Character? Check. How about measureables? Let's ask Paul Dehner Jr. of the Cincinnati Enquirer:
When Alexander speaks or acts, it's wise to pay attention considering he is one of the best in the business. He and the staff clearly want Bodine to win the starting gig at center. The ability is there, and should it come to fruition, that means Pollak can slide to left guard and provide an upgrade over Clint Boling, who is coming off a torn ACL.
The Presence of AJ McCarron
Like it or not, AJ McCarron is going to be the story this preseason.
Every snap. Every gesture. Everything. That goes twofold for starter Andy Dalton, who is entering the final year of his contract and in negotiations with the Bengals for an extension. The fact an extension has not happened yet is not alarming—yet.
Which is why McCarron was brought on board. He's a carbon copy of Dalton in most ways and surely would not have a plethora of issues running the quarterback-friendly offense on his own once given the time to digest its intricacies and adapt to the pro game.
McCarron is a backup. Marvin Lewis said as much to Bleacher Report's Dan Pompei after the draft:
Each and every year we have been in that one-year, two-year backup quarterback model. We kind of wanted to make sure we got somebody who could fit that role for a longer period of time if that's what they ended up being, if that's what their lease on life was.

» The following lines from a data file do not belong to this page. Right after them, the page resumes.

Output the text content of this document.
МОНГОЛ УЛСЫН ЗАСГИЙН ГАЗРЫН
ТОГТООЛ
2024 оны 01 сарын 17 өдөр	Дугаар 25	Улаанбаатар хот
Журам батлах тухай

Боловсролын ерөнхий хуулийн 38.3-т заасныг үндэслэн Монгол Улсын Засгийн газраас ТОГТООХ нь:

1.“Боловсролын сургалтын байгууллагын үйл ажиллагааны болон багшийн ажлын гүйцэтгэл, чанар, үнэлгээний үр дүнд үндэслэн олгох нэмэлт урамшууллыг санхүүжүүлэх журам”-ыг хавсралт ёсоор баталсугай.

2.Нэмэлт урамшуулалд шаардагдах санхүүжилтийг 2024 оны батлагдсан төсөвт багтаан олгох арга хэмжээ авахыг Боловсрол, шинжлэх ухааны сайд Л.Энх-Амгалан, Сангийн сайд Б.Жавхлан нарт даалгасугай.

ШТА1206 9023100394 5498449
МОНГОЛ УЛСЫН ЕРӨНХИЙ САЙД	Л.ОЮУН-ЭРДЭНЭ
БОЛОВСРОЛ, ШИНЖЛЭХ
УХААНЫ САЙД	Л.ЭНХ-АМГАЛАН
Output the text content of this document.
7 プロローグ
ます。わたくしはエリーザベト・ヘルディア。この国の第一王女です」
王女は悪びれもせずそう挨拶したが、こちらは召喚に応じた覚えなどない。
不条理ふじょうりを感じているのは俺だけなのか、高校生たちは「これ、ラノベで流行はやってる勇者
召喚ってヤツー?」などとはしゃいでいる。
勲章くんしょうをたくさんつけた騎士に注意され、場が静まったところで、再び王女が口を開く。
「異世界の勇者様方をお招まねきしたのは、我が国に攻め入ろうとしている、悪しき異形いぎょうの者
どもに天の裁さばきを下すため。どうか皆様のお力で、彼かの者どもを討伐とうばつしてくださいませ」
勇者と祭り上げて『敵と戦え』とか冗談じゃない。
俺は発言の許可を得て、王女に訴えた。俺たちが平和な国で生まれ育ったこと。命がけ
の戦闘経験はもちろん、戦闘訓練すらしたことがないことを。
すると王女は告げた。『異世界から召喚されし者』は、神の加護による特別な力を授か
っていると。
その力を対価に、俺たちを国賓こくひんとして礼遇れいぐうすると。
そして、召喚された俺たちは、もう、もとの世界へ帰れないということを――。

We had [Ryan] Fitzpatrick here, [Jon] Kitna here, and nobody wants to be the backup. Everybody wants to go somewhere and start. The only way to get a backup quarterback for longer than a year or two is to draft one.
Two things—That's not a smokescreen, Dalton is the guy, and Lewis and Co. did a heck of a job getting exactly what they desired at a great value.
But McCarron is also insurance. Insurance should Dalton get hurt or tremendously regress. Insurance that Dalton's contractual demands—much like they are everywhere else—aren't completely out of whack.
Just don't expect the media to play along. Expect quarterback "controversies" to pop up at times. Pay very close attention to how the locker room reacts to an unnecessary spotlight throughout the preseason over a backup quarterback.
The Bengals locker room can and will handle it just fine, but just know that it's coming. Try to enjoy the ride, this is the bed the coaching staff wanted to make, after all.